The Five Commandments of DLC

DLC, or downloadable content, is big business. In theory, it sounds great for both games developers, publishers and gamers. After all, who doesn’t want the opportunity to get more out of of their favourite gaming experiences? Additional levels, extra weapons or vehicles, without the full cost of buying an entirely new title?

The game as shipped should be a complete, functional experience that does not require DLC to be fully appreciated

In practice though, DLC is a hotbed of contentious issues. A recent trend in gaming is the “shortcut” type DLC, and these seem to infuriate gamers most of all. These shortcuts simply allow you, the player, to exchange more of your real money to unlock items, weapons etc, that could just be unlocked by playing the game.
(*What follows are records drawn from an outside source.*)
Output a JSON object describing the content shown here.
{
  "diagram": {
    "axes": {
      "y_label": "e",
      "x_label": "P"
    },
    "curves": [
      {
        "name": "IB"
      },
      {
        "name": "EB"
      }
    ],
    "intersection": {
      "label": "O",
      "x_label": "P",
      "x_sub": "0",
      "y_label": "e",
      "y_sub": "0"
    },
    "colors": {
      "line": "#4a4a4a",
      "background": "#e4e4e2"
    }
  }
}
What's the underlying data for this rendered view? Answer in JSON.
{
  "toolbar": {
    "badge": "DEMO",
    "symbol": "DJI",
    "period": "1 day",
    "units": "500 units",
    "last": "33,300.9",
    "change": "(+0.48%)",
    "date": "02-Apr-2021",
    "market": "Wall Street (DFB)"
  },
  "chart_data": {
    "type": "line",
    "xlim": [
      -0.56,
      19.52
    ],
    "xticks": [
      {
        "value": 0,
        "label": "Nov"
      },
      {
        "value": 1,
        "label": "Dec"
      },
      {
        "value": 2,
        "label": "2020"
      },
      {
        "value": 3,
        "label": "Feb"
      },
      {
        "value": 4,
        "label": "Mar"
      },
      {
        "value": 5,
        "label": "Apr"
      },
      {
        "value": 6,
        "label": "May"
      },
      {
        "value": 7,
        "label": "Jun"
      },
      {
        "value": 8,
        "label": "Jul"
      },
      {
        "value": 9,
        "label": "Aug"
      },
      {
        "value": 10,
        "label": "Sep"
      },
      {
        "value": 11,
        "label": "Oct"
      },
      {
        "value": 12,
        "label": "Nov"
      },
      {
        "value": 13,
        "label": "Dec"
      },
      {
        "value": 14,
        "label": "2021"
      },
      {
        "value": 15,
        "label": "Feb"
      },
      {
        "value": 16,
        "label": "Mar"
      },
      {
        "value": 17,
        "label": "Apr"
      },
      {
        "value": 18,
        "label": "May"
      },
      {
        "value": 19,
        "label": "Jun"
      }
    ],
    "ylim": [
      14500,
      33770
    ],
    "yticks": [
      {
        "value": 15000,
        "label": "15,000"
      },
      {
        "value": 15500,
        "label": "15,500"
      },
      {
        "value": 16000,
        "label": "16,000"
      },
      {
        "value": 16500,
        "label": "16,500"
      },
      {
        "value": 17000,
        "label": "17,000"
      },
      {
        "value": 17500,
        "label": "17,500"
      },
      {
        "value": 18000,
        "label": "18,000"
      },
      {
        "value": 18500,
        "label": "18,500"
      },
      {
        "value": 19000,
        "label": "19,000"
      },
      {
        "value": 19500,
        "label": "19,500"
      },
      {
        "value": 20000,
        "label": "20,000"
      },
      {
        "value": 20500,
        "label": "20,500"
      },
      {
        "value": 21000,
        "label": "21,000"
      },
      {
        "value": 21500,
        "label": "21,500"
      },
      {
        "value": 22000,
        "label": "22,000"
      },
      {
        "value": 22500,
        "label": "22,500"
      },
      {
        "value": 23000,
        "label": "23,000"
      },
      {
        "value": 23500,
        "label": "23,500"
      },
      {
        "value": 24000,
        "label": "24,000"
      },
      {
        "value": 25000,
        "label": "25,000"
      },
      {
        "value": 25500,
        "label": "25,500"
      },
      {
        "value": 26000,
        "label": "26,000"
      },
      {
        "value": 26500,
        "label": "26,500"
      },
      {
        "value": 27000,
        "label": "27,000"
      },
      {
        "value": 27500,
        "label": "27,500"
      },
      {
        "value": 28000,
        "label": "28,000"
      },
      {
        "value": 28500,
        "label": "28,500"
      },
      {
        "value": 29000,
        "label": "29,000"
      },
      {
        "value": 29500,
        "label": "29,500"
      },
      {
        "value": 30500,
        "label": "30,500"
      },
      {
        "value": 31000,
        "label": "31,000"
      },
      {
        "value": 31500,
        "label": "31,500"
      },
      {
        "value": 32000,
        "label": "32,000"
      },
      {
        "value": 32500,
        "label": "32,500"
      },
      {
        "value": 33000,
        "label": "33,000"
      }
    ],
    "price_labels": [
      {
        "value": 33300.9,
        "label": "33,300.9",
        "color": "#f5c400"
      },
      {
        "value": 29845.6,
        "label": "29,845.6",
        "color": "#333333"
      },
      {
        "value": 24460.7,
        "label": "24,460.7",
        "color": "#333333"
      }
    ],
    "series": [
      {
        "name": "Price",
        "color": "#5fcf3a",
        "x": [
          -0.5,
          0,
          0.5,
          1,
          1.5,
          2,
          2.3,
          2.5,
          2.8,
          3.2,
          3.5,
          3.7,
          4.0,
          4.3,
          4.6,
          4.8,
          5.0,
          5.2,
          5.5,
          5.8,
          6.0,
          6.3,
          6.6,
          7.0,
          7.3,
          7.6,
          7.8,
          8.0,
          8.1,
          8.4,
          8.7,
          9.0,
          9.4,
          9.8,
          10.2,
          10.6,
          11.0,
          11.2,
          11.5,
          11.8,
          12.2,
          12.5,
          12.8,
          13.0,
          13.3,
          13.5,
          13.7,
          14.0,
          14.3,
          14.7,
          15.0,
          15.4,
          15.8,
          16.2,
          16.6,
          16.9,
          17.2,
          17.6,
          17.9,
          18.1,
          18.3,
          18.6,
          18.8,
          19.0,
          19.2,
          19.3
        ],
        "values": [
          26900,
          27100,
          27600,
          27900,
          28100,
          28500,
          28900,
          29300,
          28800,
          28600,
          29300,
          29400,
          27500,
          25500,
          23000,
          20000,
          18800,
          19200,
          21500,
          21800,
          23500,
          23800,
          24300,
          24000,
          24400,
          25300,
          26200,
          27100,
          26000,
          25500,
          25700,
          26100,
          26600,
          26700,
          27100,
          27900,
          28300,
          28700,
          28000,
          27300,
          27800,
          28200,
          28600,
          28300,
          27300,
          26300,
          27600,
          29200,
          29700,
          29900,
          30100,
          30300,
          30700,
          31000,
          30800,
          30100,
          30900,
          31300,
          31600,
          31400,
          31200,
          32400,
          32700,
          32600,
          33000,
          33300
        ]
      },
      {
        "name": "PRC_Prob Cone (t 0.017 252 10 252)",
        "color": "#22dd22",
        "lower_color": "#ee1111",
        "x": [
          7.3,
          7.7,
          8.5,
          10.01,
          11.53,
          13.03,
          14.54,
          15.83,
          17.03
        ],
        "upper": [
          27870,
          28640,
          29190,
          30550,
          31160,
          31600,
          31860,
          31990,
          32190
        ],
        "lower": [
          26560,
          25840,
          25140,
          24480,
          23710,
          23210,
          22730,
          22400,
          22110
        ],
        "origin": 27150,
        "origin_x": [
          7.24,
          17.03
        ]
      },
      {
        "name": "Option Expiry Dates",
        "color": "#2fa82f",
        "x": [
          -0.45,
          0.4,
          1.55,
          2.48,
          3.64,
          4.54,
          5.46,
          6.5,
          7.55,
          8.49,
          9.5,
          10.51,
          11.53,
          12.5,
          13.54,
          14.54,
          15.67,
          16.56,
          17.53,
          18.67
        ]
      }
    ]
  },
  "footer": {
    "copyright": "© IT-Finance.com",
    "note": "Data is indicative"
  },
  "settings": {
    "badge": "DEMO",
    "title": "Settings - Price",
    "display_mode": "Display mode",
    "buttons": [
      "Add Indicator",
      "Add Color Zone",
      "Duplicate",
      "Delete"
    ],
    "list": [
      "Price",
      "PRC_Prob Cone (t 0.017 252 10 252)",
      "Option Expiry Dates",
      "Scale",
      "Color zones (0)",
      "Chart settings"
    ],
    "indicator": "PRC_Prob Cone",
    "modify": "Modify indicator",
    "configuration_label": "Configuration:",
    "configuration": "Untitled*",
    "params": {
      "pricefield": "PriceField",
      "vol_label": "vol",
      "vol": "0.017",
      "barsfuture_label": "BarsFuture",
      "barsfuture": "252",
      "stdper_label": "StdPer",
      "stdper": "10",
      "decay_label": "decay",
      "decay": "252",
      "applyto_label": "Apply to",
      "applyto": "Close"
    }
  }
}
These shortcuts lead to some fantastic headlines in the gaming world, where excitable journalists point out that it is possible to buy a car in Forza or Real Racing that would cost you sixty or more of your hard earned pounds (although I suspect that many games journalists find this particularly annoying because their own cars aren’t actually worth £60).

Bad DLC summed up in one photo.
Bad DLC summed up in one photo.

Unfortunately the simple fact is, the reason companies offer these items for sale is because a small percentage of people will buy them. And if you had the opportunity to sell an item like that, wouldn’t you take it? Zero effort, much reward?

To try and encourage DLC to be done right, here are my rather grandiosely named “The Five Commandments of DLC”:

1) Don’t put it on the disc

If you put locked content that you later sell access to on the disc, you look kinda greedy and stupid. If it’s ready when the disc goes out, surely it should be in the main game? And even if the content was always planned as DLC and is ready when the game is, keep it separate so players at least feel like they’re getting something for their £9.99.

2) Don’t force us to buy it

The game as shipped should be a complete, functional experience that does not require DLC to be fully appreciated. Dead Space 3 got a lot of grief for having microtransactions when it came out, but I played it and at no point did I feel I needed to pay any more money to make progress. There is one caveat to this, which is free-to-play games. As far as I’m concerned, if you don’t pay a penny for the game, then paid for DLC/microtransactions should be expected and you shouldn’t be at all surprised.

3) Don’t mix your models

As a free-to-play game is free to download, it isn’t unreasonable to expect advertising or microtransactions within to raise revenue. But don’t mix these up. If you charge even 69p for a game, don’t then put adverts in it or force your players to make extra purchases to actually make progress.

The Ballad Of Gay Tony: DLC done right, loads of content, multiplayer, single player, etc.
The Ballad of Gay Tony – DLC done right, loads of content, multiplayer, single player, etc.

4) Keep the quality high

Developers and publishers: selling shoddy DLC for a high quality game may seem like a quick win for you, but you’re ultimately just eroding your audience’s faith in your next title. No-one wants to look back on a brilliant game and only remember the piss-poor DLC. It’d be like having a fantastic meal and then instead of a nice chocolate mint with the bill, you get a steaming dog turd.

5) Sell different hats

I honestly don’t know why, but this definitely seems to work.